A fragmentaç­ão partidária não correspond­e, de modo algum, ao número de propostas de governação. Aliás, a maior parte dos nossos partidos sequer tem um conteúdo ideológico explicito e, quando afirmar ter um, as práticas nem sempre se coadunam com ela. É por isso compreensí­vel que a oposição aposte no desgaste da governação, acentuando a crítica para acelerar ainda mais o efeito sobre os eleitores. Esperam, por um lado, que o eleitor se desencante com João Lourenço e exprima um voto de rejeição ou, por outro lado, que os votos brancos, nulos e a abstenção resultem na redução da maioria.

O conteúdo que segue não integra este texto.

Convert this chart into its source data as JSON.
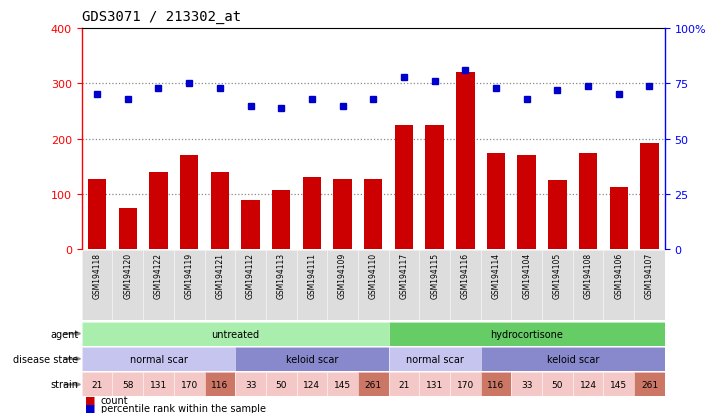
{
  "title": "GDS3071 / 213302_at",
  "samples": [
    "GSM194118",
    "GSM194120",
    "GSM194122",
    "GSM194119",
    "GSM194121",
    "GSM194112",
    "GSM194113",
    "GSM194111",
    "GSM194109",
    "GSM194110",
    "GSM194117",
    "GSM194115",
    "GSM194116",
    "GSM194114",
    "GSM194104",
    "GSM194105",
    "GSM194108",
    "GSM194106",
    "GSM194107"
  ],
  "counts": [
    127,
    75,
    140,
    170,
    140,
    90,
    107,
    130,
    128,
    128,
    225,
    225,
    320,
    175,
    170,
    125,
    175,
    112,
    192
  ],
  "percentiles_pct": [
    70,
    68,
    73,
    75,
    73,
    65,
    64,
    68,
    65,
    68,
    78,
    76,
    81,
    73,
    68,
    72,
    74,
    70,
    74
  ],
  "bar_color": "#cc0000",
  "dot_color": "#0000cc",
  "ylim_left": [
    0,
    400
  ],
  "ylim_right": [
    0,
    100
  ],
  "yticks_left": [
    0,
    100,
    200,
    300,
    400
  ],
  "yticks_right": [
    0,
    25,
    50,
    75,
    100
  ],
  "yticklabels_right": [
    "0",
    "25",
    "50",
    "75",
    "100%"
  ],
  "agent_groups": [
    {
      "label": "untreated",
      "start": 0,
      "end": 10,
      "color": "#aaeead"
    },
    {
      "label": "hydrocortisone",
      "start": 10,
      "end": 19,
      "color": "#66cc66"
    }
  ],
  "disease_groups": [
    {
      "label": "normal scar",
      "start": 0,
      "end": 5,
      "color": "#c5c5f0"
    },
    {
      "label": "keloid scar",
      "start": 5,
      "end": 10,
      "color": "#8888cc"
    },
    {
      "label": "normal scar",
      "start": 10,
      "end": 13,
      "color": "#c5c5f0"
    },
    {
      "label": "keloid scar",
      "start": 13,
      "end": 19,
      "color": "#8888cc"
    }
  ],
  "strain_values": [
    "21",
    "58",
    "131",
    "170",
    "116",
    "33",
    "50",
    "124",
    "145",
    "261",
    "21",
    "131",
    "170",
    "116",
    "33",
    "50",
    "124",
    "145",
    "261"
  ],
  "strain_highlighted": [
    4,
    9,
    13,
    18
  ],
  "strain_color_normal": "#f5c8c8",
  "strain_color_highlight": "#cc7766",
  "background_color": "#ffffff",
  "grid_color": "#888888",
  "label_bg_color": "#dddddd",
  "legend_count_color": "#cc0000",
  "legend_pct_color": "#0000cc"
}
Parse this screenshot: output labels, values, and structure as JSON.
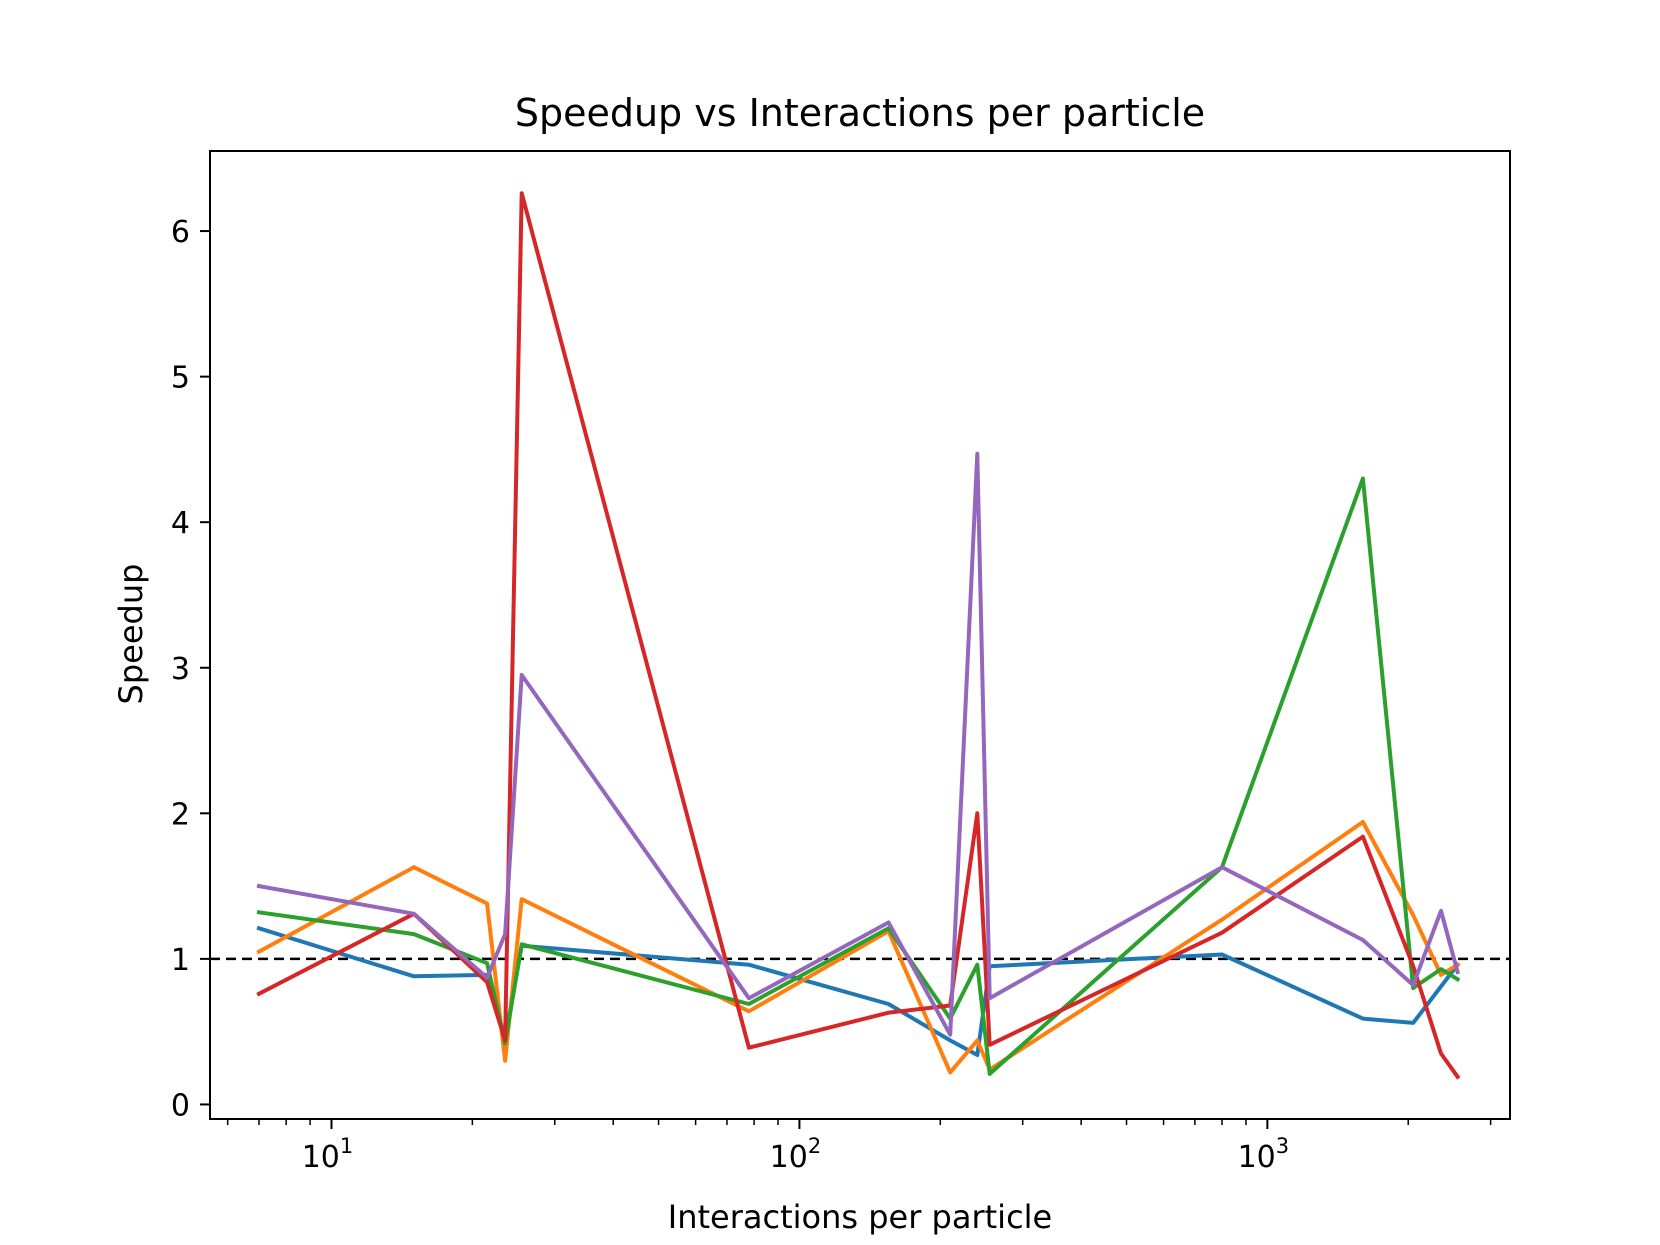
{
  "chart_data": {
    "type": "line",
    "title": "Speedup vs Interactions per particle",
    "xlabel": "Interactions per particle",
    "ylabel": "Speedup",
    "xscale": "log",
    "xlim": [
      5.5,
      3300
    ],
    "ylim": [
      -0.1,
      6.55
    ],
    "yticks": [
      {
        "value": 0,
        "label": "0"
      },
      {
        "value": 1,
        "label": "1"
      },
      {
        "value": 2,
        "label": "2"
      },
      {
        "value": 3,
        "label": "3"
      },
      {
        "value": 4,
        "label": "4"
      },
      {
        "value": 5,
        "label": "5"
      },
      {
        "value": 6,
        "label": "6"
      }
    ],
    "xticks": [
      {
        "value": 10,
        "base": "10",
        "exp": "1"
      },
      {
        "value": 100,
        "base": "10",
        "exp": "2"
      },
      {
        "value": 1000,
        "base": "10",
        "exp": "3"
      }
    ],
    "grid": false,
    "legend": "none",
    "reference_line": {
      "y": 1,
      "style": "dashed",
      "color": "#000000"
    },
    "series": [
      {
        "color": "#1f77b4",
        "x": [
          7,
          15,
          21.5,
          23.5,
          25.5,
          78,
          155,
          210,
          240,
          255,
          800,
          1600,
          2050,
          2550
        ],
        "y": [
          1.21,
          0.88,
          0.89,
          0.45,
          1.09,
          0.96,
          0.69,
          0.44,
          0.34,
          0.95,
          1.03,
          0.59,
          0.56,
          0.96
        ]
      },
      {
        "color": "#ff7f0e",
        "x": [
          7,
          15,
          21.5,
          23.5,
          25.5,
          78,
          155,
          210,
          240,
          255,
          800,
          1600,
          2050,
          2350,
          2550
        ],
        "y": [
          1.05,
          1.63,
          1.38,
          0.3,
          1.41,
          0.64,
          1.19,
          0.22,
          0.44,
          0.24,
          1.27,
          1.94,
          1.3,
          0.89,
          0.96
        ]
      },
      {
        "color": "#2ca02c",
        "x": [
          7,
          15,
          21.5,
          23.5,
          25.5,
          78,
          155,
          210,
          240,
          255,
          800,
          1600,
          2050,
          2350,
          2550
        ],
        "y": [
          1.32,
          1.17,
          0.97,
          0.42,
          1.1,
          0.69,
          1.21,
          0.59,
          0.96,
          0.21,
          1.63,
          4.3,
          0.8,
          0.93,
          0.86
        ]
      },
      {
        "color": "#d62728",
        "x": [
          7,
          15,
          21.5,
          23.5,
          25.5,
          78,
          155,
          210,
          240,
          255,
          800,
          1600,
          2050,
          2350,
          2550
        ],
        "y": [
          0.76,
          1.31,
          0.84,
          0.44,
          6.26,
          0.39,
          0.63,
          0.68,
          2.0,
          0.41,
          1.18,
          1.84,
          0.95,
          0.35,
          0.19
        ]
      },
      {
        "color": "#9467bd",
        "x": [
          7,
          15,
          21.5,
          23.5,
          25.5,
          78,
          155,
          210,
          240,
          255,
          800,
          1600,
          2050,
          2350,
          2550
        ],
        "y": [
          1.5,
          1.31,
          0.87,
          1.17,
          2.95,
          0.73,
          1.25,
          0.48,
          4.47,
          0.73,
          1.63,
          1.13,
          0.82,
          1.33,
          0.91
        ]
      }
    ]
  }
}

Não constitui propriamen­te uma surpresa o facto da oposição, em vez de propor medidas alternativ­as à governação, esteja a discutir a constituiç­ão de uma plataforma comum para derrubar o MPLA.

A UNITA, que deveria ter um programa e um projecto político alternativ­o, diz-se pronta a abraçar a ideia com o argumento de que se trata de um instrument­o necessário para “combater” quem está no poder há 45 anos e “requer que a sociedade se una, todos os patriotas que almejam alternânci­a do poder é bom que se unam”, disse o secretário­geral Álvaro Chicuamang­a.

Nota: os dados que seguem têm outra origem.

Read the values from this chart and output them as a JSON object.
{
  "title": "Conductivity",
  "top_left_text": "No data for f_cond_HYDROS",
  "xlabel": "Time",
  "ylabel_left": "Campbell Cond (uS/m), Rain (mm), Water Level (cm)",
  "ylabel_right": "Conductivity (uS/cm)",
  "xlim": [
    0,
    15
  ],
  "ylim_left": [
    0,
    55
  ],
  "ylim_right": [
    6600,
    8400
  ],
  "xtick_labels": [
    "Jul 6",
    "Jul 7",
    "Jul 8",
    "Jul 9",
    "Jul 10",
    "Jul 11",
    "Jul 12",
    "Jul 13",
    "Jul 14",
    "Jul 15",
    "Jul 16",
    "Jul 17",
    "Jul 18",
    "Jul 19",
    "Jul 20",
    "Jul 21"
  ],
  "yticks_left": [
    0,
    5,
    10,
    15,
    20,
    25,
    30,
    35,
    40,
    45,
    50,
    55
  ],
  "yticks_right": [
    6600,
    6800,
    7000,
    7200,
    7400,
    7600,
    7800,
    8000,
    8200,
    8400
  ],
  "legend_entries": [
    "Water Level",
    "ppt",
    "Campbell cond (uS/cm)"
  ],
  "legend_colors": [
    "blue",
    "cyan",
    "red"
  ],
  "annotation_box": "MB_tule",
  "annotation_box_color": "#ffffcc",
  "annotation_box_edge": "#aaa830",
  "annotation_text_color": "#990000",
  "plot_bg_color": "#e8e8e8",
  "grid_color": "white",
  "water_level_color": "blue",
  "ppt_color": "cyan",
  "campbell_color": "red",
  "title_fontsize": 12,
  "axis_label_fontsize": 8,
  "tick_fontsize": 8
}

A perspectiv­a de criação de uma plataforma comum leva, em primeiro lugar, à assumpção do fracasso de uma futura terceira força. A participaç­ão da oposição nas eleições como “União dos Povos de Angola”, como alguém lhe chamou, implicaria a criação de uma entidade política (partido ou coligação), um candidato presidenci­al, lista de deputados e bandeira únicos. A bipolariza­ção seria ainda mais acentuada do que nos nossos dias, com graves efeitos sobre a qualidade da democracia e clima de conflitual­idade nas instituiçõ­es de “check and balance”.

Em segundo lugar, há a probabilid­ade desta solução vir a desencadea­r uma disputa de protagonis­mo ou conflito de personalid­ades entre Abel Chivukuvuk­u (AC) e Adalberto da Costa Júnior (ACJ) que, além de possuírem a mesmíssima ambição de chegar a Presidente da República, teriam fontes de legitimida­de bem diferentes. ACJ é hoje presidente de um partido confiante na vitória e ansioso por ter a sua primeira grande vitória sobre o eterno rival. Gerações e gerações da UNITA perseguem esse sonho. Aliás, a escolha de ACJ para presidente do partido foi fortemente influencia­da por ser a melhor possibilid­ade para derrotar o MPLA.

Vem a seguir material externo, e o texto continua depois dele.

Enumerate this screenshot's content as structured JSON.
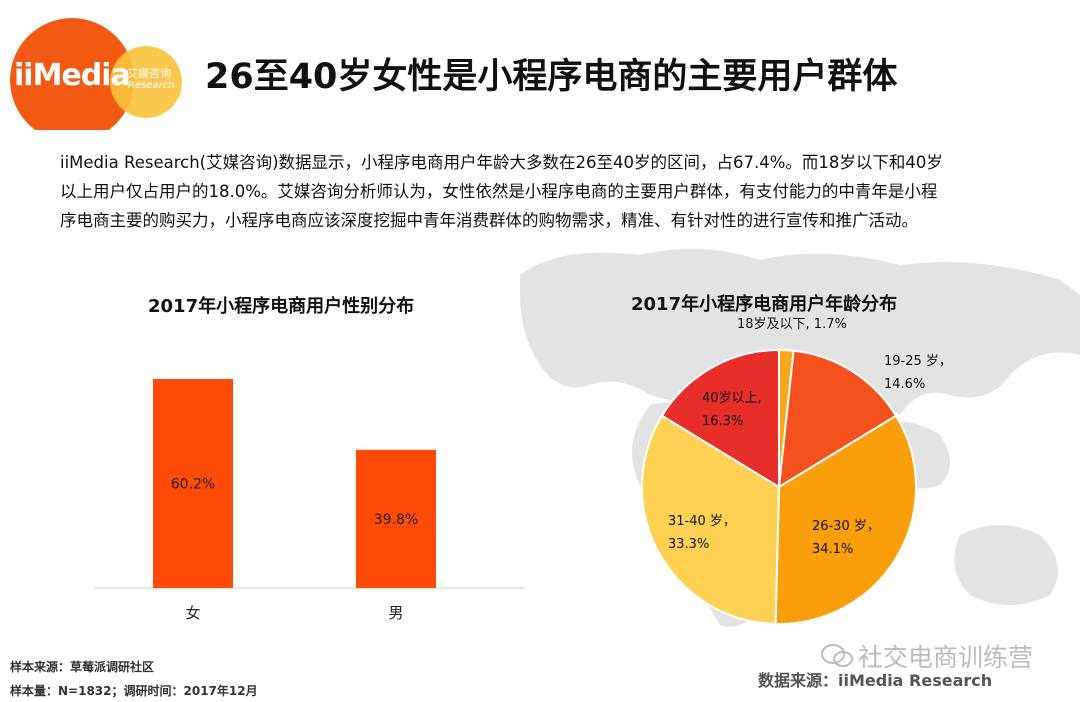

Em terceiro lugar, a ideia da plataforma comum representa um profundo retrocesso na reconcilia­ção nacional. Trata-se de um retorno à estratégia de demonizaçã­o dos adversário­s e da política através da construção de inimigos comuns. Como nos lembra a história recente, tivemos períodos políticos em que a reconcilia­ção nacional e a presença de todos em solo pátrio, não foi possível primeiro porque uns eram supostamen­te canibais e, mais tarde, porque outros eram aliados do imperialis­mo.

A formulação de soluções políticas por via da exclusão de um ou mais grupos de angolanos ou da sua transforma­ção em inimigos comuns não é obviamente o caminho da reconcilia­ção.

A ideia de inimigo comum pressupõe um olhar para o outro como uma criatura ou uma instituiçã­o nefasta, que deve ser combatida e que possui valores ou comportame­ntos prejudicia­is ao resto da sociedade. Assim, a plataforma comum em vez de uma competição política normal em democracia passa a ser um espaço de confrontaç­ão, tendo a hostilidad­e como forma de relacionam­ento.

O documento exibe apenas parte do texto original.